當然憋不住火了四處“偷人”的也有。再就是不同派別的人互相掐架、搶糧食搶水……
幾個剃著亂七八糟發型的小青年,跟孟奶奶搶起包裹。
有人踹了車夫幾腳,把人踹倒地上。
一個發型中分的小青年,十分兇狠:“你放手,你放不放,不放老子砍你信不信啊!”
孟奶奶就不放,大哭,扯著包裹坐地不起,那包里有給她兒子的煙酒、給孫子的油炒面和點心糖果……
黑暗中一片混亂,就這時,山梁林子里擲出一聲低啞的狼嗥!
嗷——
下邊兒的人嚇一激靈,齊刷刷地抬頭。
嗷——嗚——
野狼奔放地嗥叫,回蕩夜空,嘯聲悠長,竟還帶著獨特的尾音,往上轉的。隱約聽起來不止一只,而且絕對是公狼。
車夫嚇得屁滾尿流,狼,有狼群,這時候都顧不上土匪了,轉身就往回跑。
小青年也害怕,都不是真土匪,是餓成了匪類。城里人哪斗過狼,進退不得,又舍不得撒開到嘴肥肉。

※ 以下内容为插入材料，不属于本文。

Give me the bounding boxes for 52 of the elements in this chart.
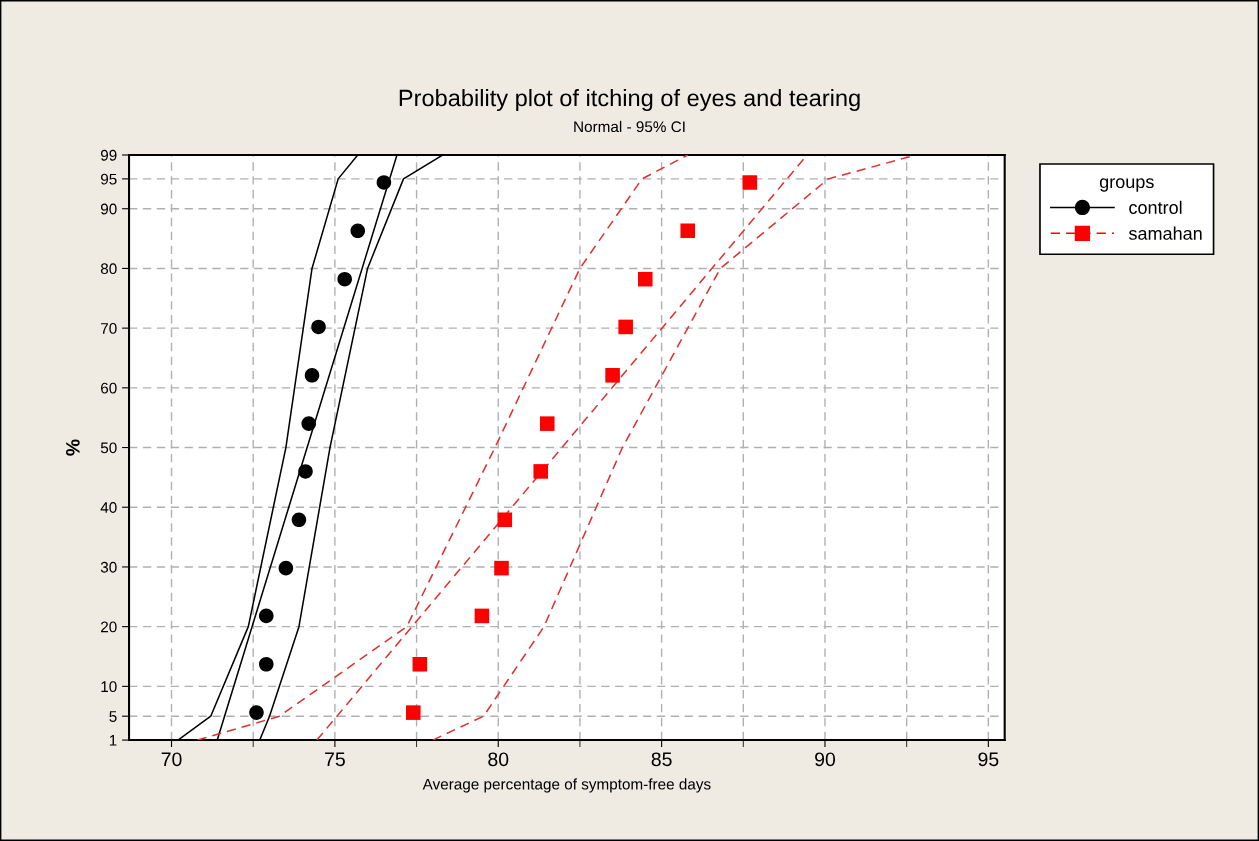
x-axis-title: Average percentage of symptom-free days	[422, 778, 711, 793]
x-tick-label: 90	[815, 752, 836, 767]
point	[742, 175, 758, 190]
y-tick-label: 5	[109, 711, 117, 722]
point	[497, 512, 513, 528]
y-tick-label: 1	[109, 735, 117, 746]
y-tick-label: 80	[100, 263, 117, 275]
y-tick-label: 20	[101, 621, 117, 633]
point	[298, 464, 313, 479]
point	[406, 705, 421, 720]
point	[539, 416, 555, 431]
point	[337, 271, 352, 287]
x-tick-label: 85	[651, 752, 672, 767]
point	[605, 368, 620, 383]
point	[638, 271, 653, 287]
x-tick-label: 70	[161, 752, 182, 767]
point	[291, 512, 307, 528]
point	[618, 319, 633, 335]
point	[311, 319, 326, 335]
line-series	[196, 155, 689, 741]
point	[278, 560, 294, 576]
y-tick-label: 60	[101, 382, 117, 394]
point	[533, 464, 549, 479]
y-axis-title: %	[66, 439, 80, 456]
chart-title: Probability plot of itching of eyes and tearing	[399, 89, 860, 111]
y-tick-label: 70	[101, 323, 117, 334]
point	[301, 416, 317, 431]
legend-title: groups	[1099, 178, 1154, 192]
y-tick-label: 90	[100, 203, 117, 215]
point	[474, 608, 490, 624]
y-tick-label: 40	[100, 502, 117, 513]
y-tick-label: 95	[100, 173, 117, 185]
point	[680, 223, 696, 239]
x-tick-label: 75	[325, 752, 345, 767]
x-tick-label: 80	[488, 752, 509, 767]
y-tick-label: 99	[100, 149, 117, 161]
point	[350, 223, 366, 239]
y-tick-label: 50	[100, 442, 117, 454]
point	[494, 560, 509, 576]
legend-label: samahan	[1128, 226, 1202, 240]
chart-subtitle: Normal - 95% CI	[574, 120, 685, 133]
x-tick-label: 95	[978, 752, 999, 767]
y-tick-label: 10	[101, 681, 117, 693]
legend-label: control	[1129, 200, 1182, 214]
point	[304, 368, 320, 383]
line-series	[432, 155, 913, 741]
point	[249, 705, 264, 720]
y-tick-label: 30	[100, 561, 117, 573]
point	[412, 656, 428, 672]
point	[258, 656, 274, 672]
point	[376, 175, 392, 190]
point	[258, 608, 274, 624]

黑燈瞎火給這伙人嚇得,沒仔細聽,這野狼怎麼嗥起來有一股子大秦腔的土渣味道,帶著華麗的轉音?!
狼是不會唱戲的。
狼嘯與人聲騾子嘶鳴聲混成一團,黑暗中一點紅星閃過。賀少棠大步沖出林地,眼神肅穆,動作干脆利索,平舉手中的槍,直指領頭搶東西的青年!
周圍霎時安靜,狼叫也沒了。
賀少棠嚴肅起來黑眉白面,只有那一雙眼,在暗夜里冒的也是綠光。
“別動。”
“放下東西。”
“哪個再敢動一下,老子斃——了他!”
分頭青年扯嗓子叫囂了一句:“你忒麼誰啊?”
賀少棠答:“老子忒麼解放軍。
”
賀少棠聲音不大,帶著半夜惺忪的慵懶,槍管子可不含糊,直指某人胸口。
小分頭青年也就十八九歲,可不是善茬,眼底流露不忿:“多管閑事!你哪個部隊的,叫什麼名兒?”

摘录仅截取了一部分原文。